You've batch effect corrected for different datasets, but we suspect those may be confounded with disease type. this means your attempts to remove unwanted variability might actually induce other confounded variability. If you wanted to check this, you'd pick one or a few dominant histologies from those centers, compare them, and at least see that:

  1. Those histologies now overlap, or at least overlap better than they did before.
  2. The histologies that are not those within the center(s) in question retain roughly the same variability, looking within center, that they did before the data were merged.

Without doing this analysis, I don't think there's any way to know if this correction is helping or hurting.

There were some results posted in response to @cgreene's comments here: https://github.com/AlexsLemonade/OpenPBTA-analysis/issues/448#issuecomment-611589858

Follow-up suggestion for how to move forward with getting the code into the repository: https://github.com/AlexsLemonade/OpenPBTA-analysis/issues/448#issuecomment-612998140

Outcome from a meeting on April 21, 2020: https://github.com/AlexsLemonade/OpenPBTA-analysis/issues/448#issuecomment-617364339 - those action items are repeated in this issue 👍


I would welcome pull requests for batch correction if they are coming soon! 😄

Our pull request model works best if the code additions in any one pull request are pretty limited in scope so they can be reviewed in a timely manner. (@komalsrathi may be a great candidate for a scientific review!) It is also helpful if they do not hang out for too long without updates & re-review because they can become out of date with what is in the master branch (e.g., earlier issue with the Docker image).

Please let me know if you have questions - happy to chat via another medium such as our Cancer Data Science Slack!

srp33 commented 3 years ago

Just wanted to let you know that @natemella is actively working on this, and we'll have something for you as soon as we can.

natemella commented 3 years ago

There are two methods for doing the batch correction: combat() and combat_seq().
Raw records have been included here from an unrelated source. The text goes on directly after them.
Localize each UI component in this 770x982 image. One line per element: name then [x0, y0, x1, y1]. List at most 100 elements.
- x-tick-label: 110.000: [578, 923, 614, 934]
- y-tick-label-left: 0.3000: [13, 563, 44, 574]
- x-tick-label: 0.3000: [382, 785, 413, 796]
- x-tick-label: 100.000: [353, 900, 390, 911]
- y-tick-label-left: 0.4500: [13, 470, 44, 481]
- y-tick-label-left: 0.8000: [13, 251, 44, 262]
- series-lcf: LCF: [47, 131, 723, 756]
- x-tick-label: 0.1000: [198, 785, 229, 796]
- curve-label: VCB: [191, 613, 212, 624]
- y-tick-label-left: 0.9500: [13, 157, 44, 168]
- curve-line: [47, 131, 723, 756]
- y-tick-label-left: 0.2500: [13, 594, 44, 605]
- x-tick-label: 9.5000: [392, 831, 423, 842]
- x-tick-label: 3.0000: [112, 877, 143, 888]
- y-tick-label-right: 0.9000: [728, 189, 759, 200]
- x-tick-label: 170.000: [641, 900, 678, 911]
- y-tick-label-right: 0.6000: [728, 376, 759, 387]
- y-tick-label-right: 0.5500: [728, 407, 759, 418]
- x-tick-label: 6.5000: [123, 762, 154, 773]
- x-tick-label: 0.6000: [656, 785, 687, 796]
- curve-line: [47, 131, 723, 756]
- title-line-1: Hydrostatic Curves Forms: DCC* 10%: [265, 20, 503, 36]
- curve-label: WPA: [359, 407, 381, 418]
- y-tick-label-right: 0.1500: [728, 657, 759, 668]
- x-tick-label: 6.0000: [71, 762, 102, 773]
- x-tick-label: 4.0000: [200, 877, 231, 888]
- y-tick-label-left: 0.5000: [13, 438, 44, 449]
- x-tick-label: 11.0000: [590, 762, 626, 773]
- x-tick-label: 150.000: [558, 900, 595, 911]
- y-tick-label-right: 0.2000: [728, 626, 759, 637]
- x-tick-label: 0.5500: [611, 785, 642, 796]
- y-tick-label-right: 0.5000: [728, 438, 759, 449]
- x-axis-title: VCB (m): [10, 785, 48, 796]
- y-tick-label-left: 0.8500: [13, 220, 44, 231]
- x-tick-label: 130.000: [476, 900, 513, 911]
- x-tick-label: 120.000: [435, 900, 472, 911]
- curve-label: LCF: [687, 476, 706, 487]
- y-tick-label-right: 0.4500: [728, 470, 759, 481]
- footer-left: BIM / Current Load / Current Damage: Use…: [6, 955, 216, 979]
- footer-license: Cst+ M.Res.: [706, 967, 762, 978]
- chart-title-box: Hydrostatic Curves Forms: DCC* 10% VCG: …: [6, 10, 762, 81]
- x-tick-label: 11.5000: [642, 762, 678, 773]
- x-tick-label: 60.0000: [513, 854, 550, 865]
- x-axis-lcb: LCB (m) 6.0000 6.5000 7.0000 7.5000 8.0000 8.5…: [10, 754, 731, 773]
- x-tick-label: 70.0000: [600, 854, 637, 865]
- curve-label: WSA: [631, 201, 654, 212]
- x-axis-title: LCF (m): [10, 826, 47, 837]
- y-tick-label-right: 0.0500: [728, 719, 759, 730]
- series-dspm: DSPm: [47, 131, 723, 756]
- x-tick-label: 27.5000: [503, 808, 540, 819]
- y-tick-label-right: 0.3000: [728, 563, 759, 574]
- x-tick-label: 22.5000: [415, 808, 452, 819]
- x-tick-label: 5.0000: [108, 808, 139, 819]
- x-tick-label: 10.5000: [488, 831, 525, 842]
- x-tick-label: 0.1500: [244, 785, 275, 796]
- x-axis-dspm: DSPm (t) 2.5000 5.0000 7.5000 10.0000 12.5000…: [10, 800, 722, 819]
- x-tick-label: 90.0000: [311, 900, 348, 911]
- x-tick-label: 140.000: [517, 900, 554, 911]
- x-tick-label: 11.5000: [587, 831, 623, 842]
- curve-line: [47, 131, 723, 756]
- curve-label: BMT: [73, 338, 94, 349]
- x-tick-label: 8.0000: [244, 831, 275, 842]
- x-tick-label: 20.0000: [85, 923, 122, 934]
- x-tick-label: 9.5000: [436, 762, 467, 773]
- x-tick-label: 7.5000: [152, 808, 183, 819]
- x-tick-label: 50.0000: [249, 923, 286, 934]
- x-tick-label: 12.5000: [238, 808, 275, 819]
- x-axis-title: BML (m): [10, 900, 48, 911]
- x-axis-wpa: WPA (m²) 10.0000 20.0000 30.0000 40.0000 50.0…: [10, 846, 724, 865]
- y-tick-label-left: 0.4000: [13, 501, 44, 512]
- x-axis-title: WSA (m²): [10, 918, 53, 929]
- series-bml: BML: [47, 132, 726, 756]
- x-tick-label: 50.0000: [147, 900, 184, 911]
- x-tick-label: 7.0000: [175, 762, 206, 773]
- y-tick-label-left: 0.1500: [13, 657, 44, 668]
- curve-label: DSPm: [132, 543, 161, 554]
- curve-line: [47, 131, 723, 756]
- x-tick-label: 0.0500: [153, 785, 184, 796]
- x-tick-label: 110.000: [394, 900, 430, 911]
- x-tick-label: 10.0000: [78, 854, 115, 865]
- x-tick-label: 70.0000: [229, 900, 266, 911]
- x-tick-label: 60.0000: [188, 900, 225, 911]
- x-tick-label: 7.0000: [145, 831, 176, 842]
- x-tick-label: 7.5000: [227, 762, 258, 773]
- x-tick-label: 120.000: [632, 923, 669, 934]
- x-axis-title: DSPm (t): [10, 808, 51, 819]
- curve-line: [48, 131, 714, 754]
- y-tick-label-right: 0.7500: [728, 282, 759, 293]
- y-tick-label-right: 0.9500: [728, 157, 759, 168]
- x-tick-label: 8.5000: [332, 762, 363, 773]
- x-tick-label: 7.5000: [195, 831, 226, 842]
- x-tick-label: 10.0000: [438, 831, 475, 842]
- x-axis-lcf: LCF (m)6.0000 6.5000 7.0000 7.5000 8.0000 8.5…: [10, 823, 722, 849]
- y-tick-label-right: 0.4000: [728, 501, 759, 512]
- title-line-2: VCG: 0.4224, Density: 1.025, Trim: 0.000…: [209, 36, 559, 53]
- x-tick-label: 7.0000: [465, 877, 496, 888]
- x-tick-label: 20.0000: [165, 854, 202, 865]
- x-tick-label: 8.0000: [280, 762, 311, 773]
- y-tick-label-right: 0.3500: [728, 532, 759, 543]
Combat_seq() showed mixed results.

Here's a before and after where combat-seq worked

image

Here's a before and after where combat-seq didn't work

image

The second example is fixed through combat

komalsrathi commented 3 years ago

Hi @natemella are you using TPM input for both Combat and ComBat_seq? I think the latter is only meant to take raw counts as input (from what I have read in the docs and the various discussions around using FPKM/TPM as input for batch correction).

natemella commented 3 years ago

Yes, I'm using TPM. Your explanation makes a lot more sense as to why ComBat_seq hasn't worked well. Thanks for reaching out.